Quel sospetto adorniano ci spinge pertanto a ritenere che Giobbe sia non solo il simbolo dell’ingiustizia subìta, ma anche di quella agìta. È simbolo cioè sia dell’ingiustizia che subisce o crede di subire da Yahweh – come pure dagli amici consolatori, dalla moglie che considera stolta, e perfino dagli stessi lettori del testo biblico, dal momento che, osserva Girard, lo compiangono senza comprenderlo –, sia di quell’ingiustizia che, perlopiù inconsapevolmente (da qui il duplice giudizio kantiano sull’Uzita), egli stesso, col suo disimpegno sociale, commette nei confronti degli altri. Da questo punto di vista, Giobbe presenta qualche affinità con quello Sturmbannführer che, certo molto più consapevole del primo, in una crisi di nervi ‒ annota Raul Hilberg nel suo celebre saggio su La distruzione degli Ebrei d’Europa ‒ si dispera per la morte per dissenteria dei suoi due piccoli gemelli, un dolore che egli avverte come «punizione del cielo per tutti i [suoi] crimini», dal momento che i tedeschi, ricorda con il suo tipico distacco lo storico, erano stati «particolarmente brutali nei confronti dei bambini ebrei». Oltre che da Wiesel e da Adorno, un tale sospetto viene inoltre avanzato anche da Margarete Susman, secondo la quale Giobbe vuole che Dio ristabilisca la sua giustizia, quella riportata nel Deuteronomio, in base alla quale il giusto deve essere premiato e l’ingiusto punito. Com’è noto, poi, della complessità dialettica tra giustizia e ingiustizia, tra dikaiosýne e adikía, si era occupato a fondo, più o meno nello stesso periodo in cui veniva stilato il Libro di Giobbe, anche Platone nella Politeia. Con scarso successo, si deve ammettere, poiché paradossalmente il sistema sociale, politico e pedagogico che il filosofo ateniese delinea in questo suo famoso dialogo presenta analogie sconcertanti con il sistema totalitario nazionalsocialista.
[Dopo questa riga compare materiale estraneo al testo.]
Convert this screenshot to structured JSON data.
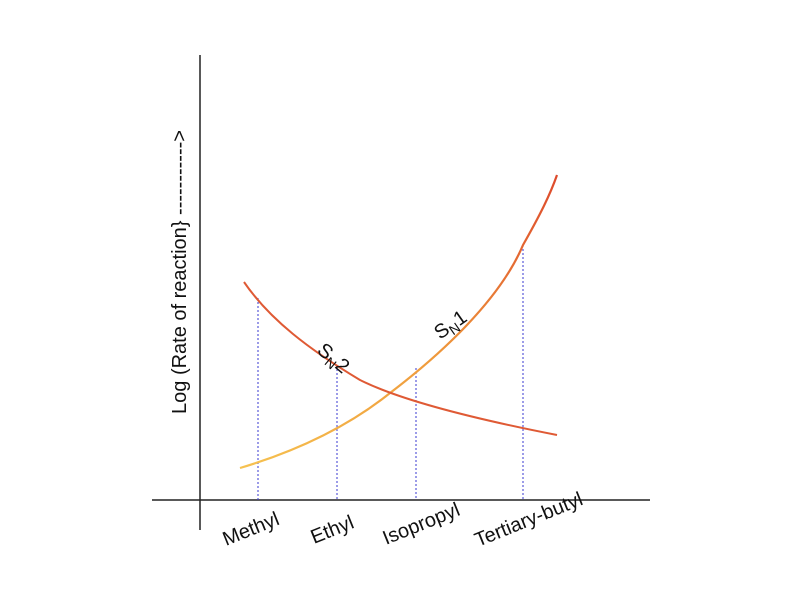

Ma in questa sua ambiguità, e soprattutto in questo suo apparente impegno a favore degli altri, Giobbe, non è forse anche simbolo dell’attuale Unione europea, se pensiamo all’incerta politica da essa adottata per affrontare il fenomeno migratorio? E in ultima analisi, Giobbe – toccato anche lui, come tanti altri, nella sua carne e nelle sue ossa (’el-‘etzmò ve’el-besharò) da una piaga contagiosa – non l’abbiamo forse trovato dentro ognuno di noi nel momento in cui, almeno inizialmente, abbiamo fatto una certa fatica a comprendere che il vaccino contro il Covid-19, al di là di qualsiasi speculazione, era (o doveva essere – tempo imperfetto!) là per salvare in primo luogo gli altri da noi stessi? Perché, laddove risulti possibile salvarsi, ci si salva sempre, in ogni situazione tragica, tutti insieme. Oppure non è vera salvezza.